The MTN Group, Africa’s largest wireless carrier, increased sales from operations by 10% from a year earlier and added 2.5 million subscribers in the third quarter despite regulatory pressures in its largest markets that have wiped out more than two-thirds of the company value in recent years.
The Johannesburg-based firm boosted customers to 225.4 million. The company has been embroiled in regulatory disputes in its largest markets, including Nigeria, Iran and Ghana.
“MTN recorded an improved operational performance in many markets in the third quarter with group service revenue up 10% year-on-year, ahead of our medium-term target of upper-single-digit growth,” Chief Executive Officer Rob Shuter said in a statement on Monday. “These results were delivered in challenging operating and currency conditions.”

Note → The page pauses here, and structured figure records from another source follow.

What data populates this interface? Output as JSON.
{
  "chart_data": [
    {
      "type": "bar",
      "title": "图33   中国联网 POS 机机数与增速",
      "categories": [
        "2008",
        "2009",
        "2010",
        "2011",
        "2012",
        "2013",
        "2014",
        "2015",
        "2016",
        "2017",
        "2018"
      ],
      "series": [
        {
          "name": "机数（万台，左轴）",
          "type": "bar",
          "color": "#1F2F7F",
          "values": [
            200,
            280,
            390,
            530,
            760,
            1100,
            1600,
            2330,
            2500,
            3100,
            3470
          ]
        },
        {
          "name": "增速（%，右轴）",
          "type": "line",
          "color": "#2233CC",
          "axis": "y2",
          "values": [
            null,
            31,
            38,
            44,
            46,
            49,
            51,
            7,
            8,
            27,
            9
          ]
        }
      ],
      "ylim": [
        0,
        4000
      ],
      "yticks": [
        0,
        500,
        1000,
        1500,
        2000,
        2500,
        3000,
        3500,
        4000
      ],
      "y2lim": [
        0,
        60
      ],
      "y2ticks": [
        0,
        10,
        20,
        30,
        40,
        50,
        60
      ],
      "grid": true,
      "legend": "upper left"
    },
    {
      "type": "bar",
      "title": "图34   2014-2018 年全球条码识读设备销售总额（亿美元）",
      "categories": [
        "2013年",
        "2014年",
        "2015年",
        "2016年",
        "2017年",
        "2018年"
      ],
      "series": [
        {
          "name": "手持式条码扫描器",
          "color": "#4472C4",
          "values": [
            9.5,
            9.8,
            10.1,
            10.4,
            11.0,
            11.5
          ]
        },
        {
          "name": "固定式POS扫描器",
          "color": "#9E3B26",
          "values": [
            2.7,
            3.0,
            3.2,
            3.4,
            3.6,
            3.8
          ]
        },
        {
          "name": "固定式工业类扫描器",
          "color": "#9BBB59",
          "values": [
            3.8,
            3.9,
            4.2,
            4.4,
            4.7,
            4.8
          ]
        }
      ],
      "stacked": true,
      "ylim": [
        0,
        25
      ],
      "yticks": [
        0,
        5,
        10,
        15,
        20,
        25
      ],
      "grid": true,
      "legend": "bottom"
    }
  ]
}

The company that was trading at record highs of R240 share before its first spat with the Nigerian regulators in 2015, is now at around R85 after clashes over unregistered sim cards, the transfer of monies from the country and tax concerns. The latest accusation that MTN illegally transferred $8.1bn of cash from Nigeria comes as the administration of President Muhammadu Buhari faces criticism of its economic management in the run-up to the elections scheduled for February. MTN denies any wrongdoing.
The company is going ahead with plans to list in the West African nation, in spite of the dispute, Shuter said. The decision to sell shares was part of negotiations relating to a $5.2bn fine for unregistered sim cards.
During the quarter MTN also listed its Ghanaian business to get access to spectrum, and could potentially sell some of its Ugandan business to local people to ensure the renewal of its license in that country. The company has also suffered a blow in Iran, its second largest market, after the US reintroduced sanctions on the country.